Whistleblower Law Blog

Federal Court Rules SOX Whistleblower Amendment’s Ban on Predispute Arbitration Agreements Retroactive

In Pezza v. Investors Capital Corp., Judge Douglas P. Woodlock of the United States District Court for the District of Massachusetts ruled that Section 922(e) of the Dodd-Frank Act, which bans predispute arbitration agreements regarding the Sarbanes-Oxley Act (SOX) whistleblower protection, is retroactive.  The statutory language is as follows:

(e)NONENFORCEABILITY OF CERTAIN PROVISIONS WAIVING RIGHTS AND REMEDIES OR REQUIRING ARBITRATION OF DISPUTES – –

(1) WAIVER OF RIGHTS AND REMEDIES.–The rights and remedies provided for in this section may not be waived by any agreement, policy form, or condition of employment, including by a predispute arbitration agreement.

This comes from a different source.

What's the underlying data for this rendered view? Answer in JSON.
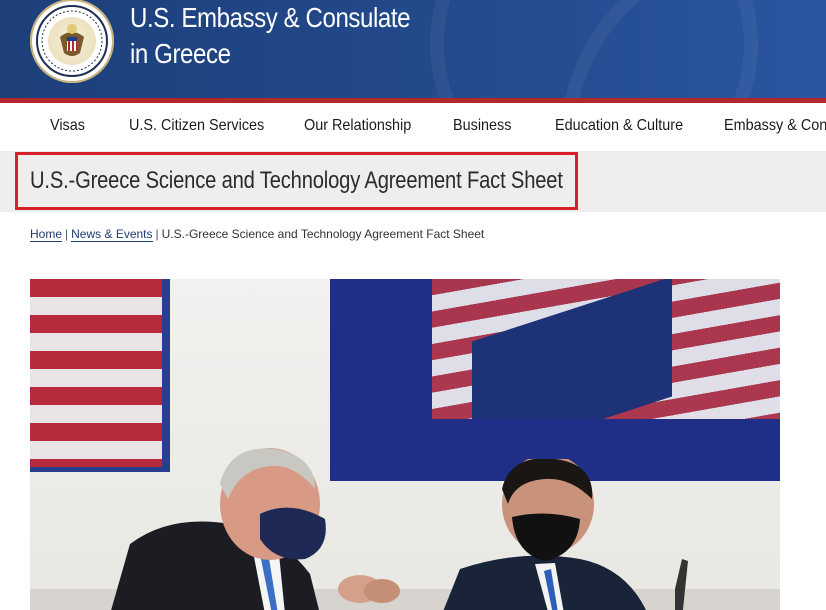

(2) PREDISPUTE ARBITRATION AGREEMENTS.–No predispute arbitration agreement shall be valid or enforceable, if the agreement requires arbitration of a dispute arising under this section.
The defendants raised the obligation to arbitrate as an affirmative defense and moved to compel arbitration.  While the defendant’s motion to compel arbitration was under advisement, the Dodd-Frank Act was enacted, raising the issue of whether the ban on predispute arbitration agreements applies to disputes occurring prior to the law’s enactment.  The court applied the following framework from the Supreme Court’s decision in Fernandez-Vargas v. Gonzales, 548 U.S. 30, 37-38 (2006) to this case:

We first look to whether Congress has expressly prescribed the statute’s proper reach, and in the absence of language as helpful as that we try to draw a comparably firm conclusion about the temporal reach specifically intended by applying our normal rules of construction. If that effort fails, we ask whether applying the statute to the person objecting would have a retroactive consequence in the disfavored sense of affecting substantive rights, liabilities, or duties on the basis of conduct arising before its enactment. If the answer is yes, we then apply the presumption against retroactivity by construing the statute as inapplicable to the event or act in question owing to the absence of a clear indication from Congress that it intended such a result.
In applying this framework, the court concluded that congressional intent regarding the temporal reach of the ban was at best unclear.  However, since the ban merely confers jurisdiction and does not affect the parties’ substantive rights, the court held the ban applies to conduct arising prior to its enactment:

The rationale is that this type of statute “takes away no substantive right but simply changes the tribunal that is to hear the case.” In other words, present law governs in such a case because statutes conferring or ousting jurisdiction “speak to the power of the court rather than to the rights or obligations of the parties.”

While Section 922 affects the validity of the arbitration clause, a contractual term agreed upon by the parties, I am of the view that this section principally concerns the type of jurisdictional statute envisioned in Landgraf.  As the Supreme Court held, “[b]y agreeing to arbitrate a statutory claim, a party does not forgo the substantive rights afforded by the statute; it only submits to their resolution in an arbitral, rather than a judicial, forum.”

(citations omitted).
Based on that rationale, the court quashed defendants’ motion to compel arbitration and allowed plaintiff’s SOX whistleblower lawsuit to proceed in federal court – a win for employee rights.